Could Riots Akin to Those in Britain Happen Here?

Aug 18, 2011

By Hilary Hall

A young man, when asked by a British television reporter whether violence is a proper way to express discontent, said, "You wouldn't be talking to me now if we didn't riot, would you?"

That statement alone is a revealing commentary on the frustration that young, low-income people in England feel. By now, it's well known that England earlier this month turned into a maelstrom due to social unrest, creating a political hotbed over the root causes of the turbulence. British authorities pegged the initial impetus behind the rioting as police shooting of a 26-year-old man who resided in a low-income neighborhood in London. But as the riots persisted, many politicians and citizens alike pointed to issues that go much deeper.

News report after news report pointed out that in recent years, the British government has implemented cuts to government spending, severely slashing many social programs.  In addition, youth unemployment has climbed, hitting an unprecedented 20 percent in 2011. Many of the poor youths at the center of the riots felt the worst effects. The violence is inexcusable, but it nonetheless underscores doubts about the stability and wellbeing of a society that is increasingly unequal, and where many youths feel they are not given opportunity to participate in the economy.

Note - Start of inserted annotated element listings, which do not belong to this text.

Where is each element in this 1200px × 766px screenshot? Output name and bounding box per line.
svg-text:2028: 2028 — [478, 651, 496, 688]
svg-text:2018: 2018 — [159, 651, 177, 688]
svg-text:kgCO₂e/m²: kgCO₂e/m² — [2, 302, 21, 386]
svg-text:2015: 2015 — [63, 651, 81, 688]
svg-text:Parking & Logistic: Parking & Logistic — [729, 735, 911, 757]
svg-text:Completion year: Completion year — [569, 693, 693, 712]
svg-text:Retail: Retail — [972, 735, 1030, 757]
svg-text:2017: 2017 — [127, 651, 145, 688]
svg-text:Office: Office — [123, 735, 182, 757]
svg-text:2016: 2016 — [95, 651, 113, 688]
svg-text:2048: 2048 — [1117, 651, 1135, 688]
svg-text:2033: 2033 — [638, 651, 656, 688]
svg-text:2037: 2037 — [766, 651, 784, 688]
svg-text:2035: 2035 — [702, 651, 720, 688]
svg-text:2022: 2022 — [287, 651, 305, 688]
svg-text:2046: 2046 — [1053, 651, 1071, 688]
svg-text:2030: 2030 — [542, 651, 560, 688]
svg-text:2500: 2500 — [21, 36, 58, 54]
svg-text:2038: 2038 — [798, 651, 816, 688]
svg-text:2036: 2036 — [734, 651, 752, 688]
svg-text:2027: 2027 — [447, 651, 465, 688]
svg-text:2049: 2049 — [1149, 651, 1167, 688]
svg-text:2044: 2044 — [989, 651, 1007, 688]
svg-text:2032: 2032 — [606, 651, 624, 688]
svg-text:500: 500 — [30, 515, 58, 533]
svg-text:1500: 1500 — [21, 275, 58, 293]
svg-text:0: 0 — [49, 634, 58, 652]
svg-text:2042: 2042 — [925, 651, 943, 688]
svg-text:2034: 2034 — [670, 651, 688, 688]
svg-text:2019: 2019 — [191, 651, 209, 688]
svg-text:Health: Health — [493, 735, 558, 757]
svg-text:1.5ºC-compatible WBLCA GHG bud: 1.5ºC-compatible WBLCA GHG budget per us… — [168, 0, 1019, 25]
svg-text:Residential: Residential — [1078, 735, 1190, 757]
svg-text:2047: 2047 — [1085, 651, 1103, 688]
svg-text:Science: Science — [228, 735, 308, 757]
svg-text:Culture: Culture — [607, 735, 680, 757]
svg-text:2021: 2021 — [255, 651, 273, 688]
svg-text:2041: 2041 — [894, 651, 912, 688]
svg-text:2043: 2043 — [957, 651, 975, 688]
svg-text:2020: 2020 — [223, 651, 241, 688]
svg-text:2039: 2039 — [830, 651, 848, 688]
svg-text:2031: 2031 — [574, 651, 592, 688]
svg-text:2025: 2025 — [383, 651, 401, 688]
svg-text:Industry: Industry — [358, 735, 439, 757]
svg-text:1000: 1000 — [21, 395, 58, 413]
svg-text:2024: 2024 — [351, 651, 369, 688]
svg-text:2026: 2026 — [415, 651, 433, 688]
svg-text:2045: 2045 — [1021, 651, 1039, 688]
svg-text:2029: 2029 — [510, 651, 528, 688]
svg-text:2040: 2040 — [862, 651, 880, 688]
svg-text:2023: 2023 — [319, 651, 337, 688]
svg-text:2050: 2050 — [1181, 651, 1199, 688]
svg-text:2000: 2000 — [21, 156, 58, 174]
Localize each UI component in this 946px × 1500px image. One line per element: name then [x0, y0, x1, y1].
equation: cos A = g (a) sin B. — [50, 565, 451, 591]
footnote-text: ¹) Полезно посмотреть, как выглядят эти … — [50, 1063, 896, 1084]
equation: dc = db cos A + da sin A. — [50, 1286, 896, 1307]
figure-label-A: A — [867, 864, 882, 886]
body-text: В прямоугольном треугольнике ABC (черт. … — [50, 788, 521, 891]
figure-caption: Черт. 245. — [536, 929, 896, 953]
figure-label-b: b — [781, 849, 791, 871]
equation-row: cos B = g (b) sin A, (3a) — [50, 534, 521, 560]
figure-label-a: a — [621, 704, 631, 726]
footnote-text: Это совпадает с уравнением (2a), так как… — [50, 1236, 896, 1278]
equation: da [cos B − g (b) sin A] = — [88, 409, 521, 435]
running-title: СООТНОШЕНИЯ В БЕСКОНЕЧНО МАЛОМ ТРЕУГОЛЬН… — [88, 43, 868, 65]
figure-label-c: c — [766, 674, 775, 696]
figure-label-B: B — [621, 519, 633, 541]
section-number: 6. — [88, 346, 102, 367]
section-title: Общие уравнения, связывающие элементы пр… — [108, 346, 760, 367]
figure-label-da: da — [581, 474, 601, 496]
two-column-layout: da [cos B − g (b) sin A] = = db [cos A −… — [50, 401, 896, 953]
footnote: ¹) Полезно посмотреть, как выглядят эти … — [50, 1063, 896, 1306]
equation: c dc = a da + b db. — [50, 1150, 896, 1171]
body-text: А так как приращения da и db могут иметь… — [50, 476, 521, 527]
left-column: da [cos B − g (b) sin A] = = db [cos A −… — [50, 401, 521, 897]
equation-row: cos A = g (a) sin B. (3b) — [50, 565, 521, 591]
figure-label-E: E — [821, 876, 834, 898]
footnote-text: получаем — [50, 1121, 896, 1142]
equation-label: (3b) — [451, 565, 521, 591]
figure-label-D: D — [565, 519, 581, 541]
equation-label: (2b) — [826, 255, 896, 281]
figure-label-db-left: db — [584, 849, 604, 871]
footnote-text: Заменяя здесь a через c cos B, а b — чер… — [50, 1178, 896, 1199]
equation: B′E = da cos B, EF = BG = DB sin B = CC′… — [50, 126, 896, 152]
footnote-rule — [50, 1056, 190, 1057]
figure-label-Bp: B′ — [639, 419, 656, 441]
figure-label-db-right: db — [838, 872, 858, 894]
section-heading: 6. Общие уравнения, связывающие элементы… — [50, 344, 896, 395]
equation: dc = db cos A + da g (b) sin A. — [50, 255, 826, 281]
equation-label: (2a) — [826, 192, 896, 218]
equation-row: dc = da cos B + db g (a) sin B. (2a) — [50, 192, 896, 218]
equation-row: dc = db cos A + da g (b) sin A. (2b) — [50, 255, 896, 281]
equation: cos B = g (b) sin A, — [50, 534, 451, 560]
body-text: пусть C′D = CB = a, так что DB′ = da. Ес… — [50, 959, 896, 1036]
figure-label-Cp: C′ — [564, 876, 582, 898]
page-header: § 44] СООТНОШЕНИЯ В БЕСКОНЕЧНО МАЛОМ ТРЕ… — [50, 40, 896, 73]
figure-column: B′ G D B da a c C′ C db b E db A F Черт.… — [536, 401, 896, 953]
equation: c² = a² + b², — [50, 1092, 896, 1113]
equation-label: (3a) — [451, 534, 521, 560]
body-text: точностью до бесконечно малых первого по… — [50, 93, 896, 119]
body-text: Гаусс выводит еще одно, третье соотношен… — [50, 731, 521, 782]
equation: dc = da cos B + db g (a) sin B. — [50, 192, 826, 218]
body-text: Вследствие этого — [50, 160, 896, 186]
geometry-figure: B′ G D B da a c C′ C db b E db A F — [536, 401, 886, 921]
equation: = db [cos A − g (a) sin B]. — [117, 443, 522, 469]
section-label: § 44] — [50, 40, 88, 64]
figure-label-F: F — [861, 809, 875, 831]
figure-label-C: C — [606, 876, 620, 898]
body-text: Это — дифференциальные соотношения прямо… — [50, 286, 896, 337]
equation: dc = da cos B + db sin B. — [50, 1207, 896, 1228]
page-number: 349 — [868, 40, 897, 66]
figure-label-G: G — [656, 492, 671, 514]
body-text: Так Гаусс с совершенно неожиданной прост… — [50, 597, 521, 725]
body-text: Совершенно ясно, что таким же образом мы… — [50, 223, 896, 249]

Writer Michelle Chen, in a piece for alternet.org, wrote, "Though it's not inevitable that these trends will provoke disorder, it's clear that youth have little incentive to conform to a social order that makes them feel utterly powerless."

The United States is certainly not England, but there are several indisputable similarities in the underlying issues behind the British riots that raise questions about what happens when disadvantaged youth feel marginalized or wholly disconnected from larger society.